The Center for the Study of Women and Society is pleased to present a Book Reading of Unseen Flesh: Gynecology and Black Queer Worth-Making in Brazil with author Nessette Falu. In Unseen Flesh, Nessette Falu explores how Black lesbians in Brazil define and sustain their well-being and self-worth against persistent racial, sexual, class, and gender-based prejudice. Focusing on the trauma caused by interactions with gynecologists, Falu draws on in-depth ethnographic work among the Black lesbian community to reveal their profoundly negative affective experiences within Brazil’s deeply biased medical system. In the face of such entrenched, intersectional intimate violence, Falu’s informants actively pursue well-being in ways that channel their struggle for self-worth toward broader goals of social change, self care, and communal action.

Demonstrating how the racist and heteronormative underpinnings of gynecology erases Black lesbian subjecthood through mental, emotional, and physical traumas, Falu explores the daily resistance and abolitionist practices of worth-making that claim and sustain Black queer identity and living. Falu rethinks the medicalization of race, sex, and gender in Brazil and elsewhere while offering a new perspective on Black queer life through well-being grounded in relationships, socioeconomic struggles, the erotic, and freedom.

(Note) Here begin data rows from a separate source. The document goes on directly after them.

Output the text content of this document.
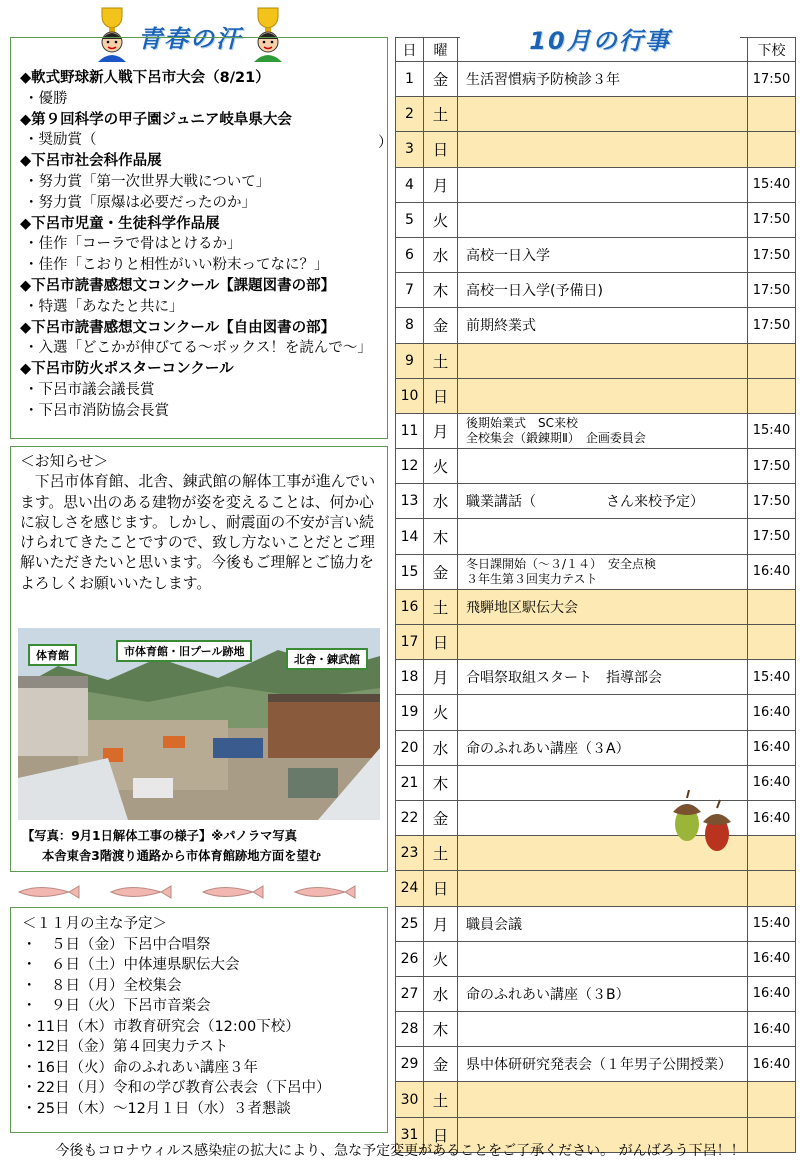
青春の汗
◆軟式野球新人戦下呂市大会（8/21）
・優勝
◆第９回科学の甲子園ジュニア岐阜県大会
・奨励賞（
◆下呂市社会科作品展
・努力賞「第一次世界大戦について」
・努力賞「原爆は必要だったのか」
◆下呂市児童・生徒科学作品展
・佳作「コーラで骨はとけるか」
・佳作「こおりと相性がいい粉末ってなに？」
◆下呂市読書感想文コンクール【課題図書の部】
・特選「あなたと共に」
◆下呂市読書感想文コンクール【自由図書の部】
・入選「どこかが伸びてる～ボックス！を読んで～」
◆下呂市防火ポスターコンクール
・下呂市議会議長賞
・下呂市消防協会長賞
）
＜お知らせ＞
　下呂市体育館、北舎、錬武館の解体工事が進んでいます。思い出のある建物が姿を変えることは、何か心に寂しさを感じます。しかし、耐震面の不安が言い続けられてきたことですので、致し方ないことだとご理解いただきたいと思います。今後もご理解とご協力をよろしくお願いいたします。
体育館	市体育館・旧プール跡地
北舎・錬武館
【写真：9月1日解体工事の様子】※パノラマ写真
本舎東舎3階渡り通路から市体育館跡地方面を望む
＜１１月の主な予定＞
・　５日（金）下呂中合唱祭
・　６日（土）中体連県駅伝大会
・　８日（月）全校集会
・　９日（火）下呂市音楽会
・11日（木）市教育研究会（12:00下校）
・12日（金）第４回実力テスト
・16日（火）命のふれあい講座３年
・22日（月）令和の学び教育公表会（下呂中）
・25日（木）～12月１日（水）３者懇談
10月の行事
日	曜		下校
1	金	生活習慣病予防検診３年	17:50
2	土		
3	日		
4	月		15:40
5	火		17:50
6	水	高校一日入学	17:50
7	木	高校一日入学(予備日)	17:50
8	金	前期終業式	17:50
9	土		
10	日		
11	月	後期始業式　SC来校
全校集会（鍛錬期Ⅱ）　企画委員会	15:40
12	火		17:50
13	水	職業講話（　　　　　さん来校予定）	17:50
14	木		17:50
15	金	冬日課開始（～３/１４）　安全点検
３年生第３回実力テスト	16:40
16	土	飛騨地区駅伝大会	
17	日		
18	月	合唱祭取組スタート　指導部会	15:40
19	火		16:40
20	水	命のふれあい講座（３A）	16:40
21	木		16:40
22	金		16:40
23	土		
24	日		
25	月	職員会議	15:40
26	火		16:40
27	水	命のふれあい講座（３B）	16:40
28	木		16:40
29	金	県中体研研究発表会（１年男子公開授業）	16:40
30	土		
31	日		
今後もコロナウィルス感染症の拡大により、急な予定変更があることをご了承ください。 がんばろう下呂！！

For more information, and to RSVP: https://bit.ly/CSWSUnseen


Nessette Falu

Nessette Falu (pronouns she/her) is a Black queer feminist anthropologist and assistant professor of African and African Diaspora Studies at the University of Texas at Austin. Her research lab, Gxnecologx Justice Lab, designs evidence-based multimedia resources and visual materials for community engagement about Black queer reproductive health and justice such as medical illustrations. Her current manuscript examines through a Black feminist lens the extensive sexual violence by gynecologists in the U.S. and its sociohistorical ties to the history of medicine and slavery that serves to undermine racial and gendered vulnerabilities of patients. She partners with allgo, a POC queer organization in Austin to develop community-based participatory research as part of a mentoring program with the Dell Medical School and Population Health Department at UT Austin. She enjoyed a seventeen-year clinical career as a Physician Assistant in neurosurgery, internal medicine, HIV-specialty, hematology-oncology, and pain management. She loves lakes, rivers, and the ocean.

This event is free and open to the public.

This event is hosted by Center for the Study of Women and Society and co-sponsored by the Center for Humanities, the Center for LGBTQ Studies, and the CUNY Graduate Center Anthropology and Critical Psychology departments.